Copy is a broad term, so to keep it simple, I’ll be referring to marketing copy and how brands use social media and their website to communicate with their audience. Marketing copy is difficult, but as long as you consider the points below, you should be on the right track.
Mastering the art of simplicity doesn’t come easy, and in a fast-paced, digital society, people’s attentions spans are low. If you don’t get your message across in a few seconds, it’s probably too late. So stick to the rule of keeping your copy short and simple. Simple doesn’t necessarily mean to dumb something down however, but rather to prioritise information so that you are focussing on the core message at hand.
Why jargon (usually) doesn’t work:
From personal experience, jargon and hyperbolic phrases usually do more harm than good. If I receive an email with numerous exclamation marks and “buzzwords”, such as “unbelievable” and “exciting”, I usually assume that their claim is false. This kind of approach is universally associated with spam and false promises, so it’s probably safer to follow the rule of “less is more” when it comes to marketing copy! It’s really important to think about the reader and how you can get your message across in as little words as possible.
Storytelling isn’t always easy, but this approach does work, especially when it comes to communicating a brand’s personality and tone of voice. One good example that Seth Godin gave in “All Marketers Tell Stories” is the history of the company Kiehl’s. They told narratives through their products which made their brand seem authentic, honest and personal.

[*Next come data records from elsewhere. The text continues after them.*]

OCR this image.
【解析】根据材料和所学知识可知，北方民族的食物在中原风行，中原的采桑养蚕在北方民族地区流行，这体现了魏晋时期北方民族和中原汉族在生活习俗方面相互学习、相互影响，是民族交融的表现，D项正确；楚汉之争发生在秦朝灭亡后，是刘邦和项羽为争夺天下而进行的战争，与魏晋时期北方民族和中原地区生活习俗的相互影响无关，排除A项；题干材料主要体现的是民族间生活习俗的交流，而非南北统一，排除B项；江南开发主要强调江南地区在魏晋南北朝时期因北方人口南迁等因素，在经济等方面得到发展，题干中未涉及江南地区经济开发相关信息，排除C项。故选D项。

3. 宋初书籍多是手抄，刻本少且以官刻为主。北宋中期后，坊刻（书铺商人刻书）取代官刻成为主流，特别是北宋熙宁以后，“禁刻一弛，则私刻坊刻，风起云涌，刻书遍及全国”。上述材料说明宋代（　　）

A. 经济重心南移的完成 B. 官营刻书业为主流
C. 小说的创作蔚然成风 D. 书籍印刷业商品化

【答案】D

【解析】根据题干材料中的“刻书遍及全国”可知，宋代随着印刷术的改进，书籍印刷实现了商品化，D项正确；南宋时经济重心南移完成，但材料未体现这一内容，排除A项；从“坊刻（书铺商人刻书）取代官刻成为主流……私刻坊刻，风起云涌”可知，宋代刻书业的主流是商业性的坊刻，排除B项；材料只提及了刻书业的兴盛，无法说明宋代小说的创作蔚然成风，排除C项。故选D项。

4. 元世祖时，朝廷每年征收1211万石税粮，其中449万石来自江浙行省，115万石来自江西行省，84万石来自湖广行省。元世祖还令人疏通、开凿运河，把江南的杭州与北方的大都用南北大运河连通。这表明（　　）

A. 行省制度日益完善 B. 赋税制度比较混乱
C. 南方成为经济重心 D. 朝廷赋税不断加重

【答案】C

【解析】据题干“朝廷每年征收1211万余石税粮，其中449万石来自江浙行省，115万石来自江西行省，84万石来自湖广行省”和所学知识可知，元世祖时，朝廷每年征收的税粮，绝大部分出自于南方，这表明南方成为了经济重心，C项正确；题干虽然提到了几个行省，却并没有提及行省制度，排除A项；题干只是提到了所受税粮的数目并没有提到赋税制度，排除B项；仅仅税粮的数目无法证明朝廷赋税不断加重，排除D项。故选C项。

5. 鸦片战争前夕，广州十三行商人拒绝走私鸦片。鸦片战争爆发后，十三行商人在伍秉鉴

Through this they managed to create a unique reputation for themselves, totally different to any cosmetics company at the time. As Seth explains, “the message was loud and clear: this is the work of a person, a unique individual, not a corporation”, which is why it’s quite shocking to know that they are actually owned by L’Oreal, one of the biggest beauty corporations in the world.
Another example of good storytelling would have to be Hendrick’s Gin. Although owned by the parent company William Grant & Sons, their copy communicates a unique story that fills its audience with curiosity. Hendrick’s maintain a quirky sense of humour throughout their website, but they also maintain this personality on social media when communicating with their audience. Hendrick’s Senior Brand Manager explains:
“We want our consumers not just to enjoy the terrific taste of our cocktails, but to jump into our brand’s world, which is a unique and special place.”
This special place that Hendrick’s has created is of course aimed at a specific audience, which is why it’s so successful. There seems to be far more success in communicating a message to a niche audience, rather than trying to appeal to the masses, where your message is likely to get lost.
Yes, this is a simple one, but it can be what makes or breaks a message. Even with one letter out of place, you could end up with a totally different message to the one you intended to make! Even someone experienced in writing copy can miss out on errors, so it’s always useful to get a second pair of eyes to establish 1.) whether there are any mistakes with the grammar and spelling and 2.) whether your copy communicates its message well enough. Sometimes when you work on a piece of copy for too long, your judgement can be skewed, so asking for a second opinion is always a good idea.
Humour is subjective. One person may find something funny that is offensive to another. However, if you have a clear brand and goal, you will probably know whether humour is going to work for your audience or not. Humour can be presented in several ways and even professional services can benefit from some witty copy here and there to prove that real people exist behind their (potentially “boring”) business. Incorporating humour into your communication could really help your audience warm to your brand, so there is no harm is testing this approach out.
Who is doing it well?
Urban Daddy are a good example of a brand that uses a combination of the above to engage with its audience. Their copy is usually clear and concise, with a hint of humour, and some storytelling to create an enticing representation of the experiences they are sharing (information on the best nightclubs, restaurants and hotels across America).
The homemade cosmetic brand Lush have also mastered their presence on social media through their unique products, colourful imagery and ethical statements. They maintain a cheeky, fun tone of voice which has helped build their reputation as a friendly and approachable brand.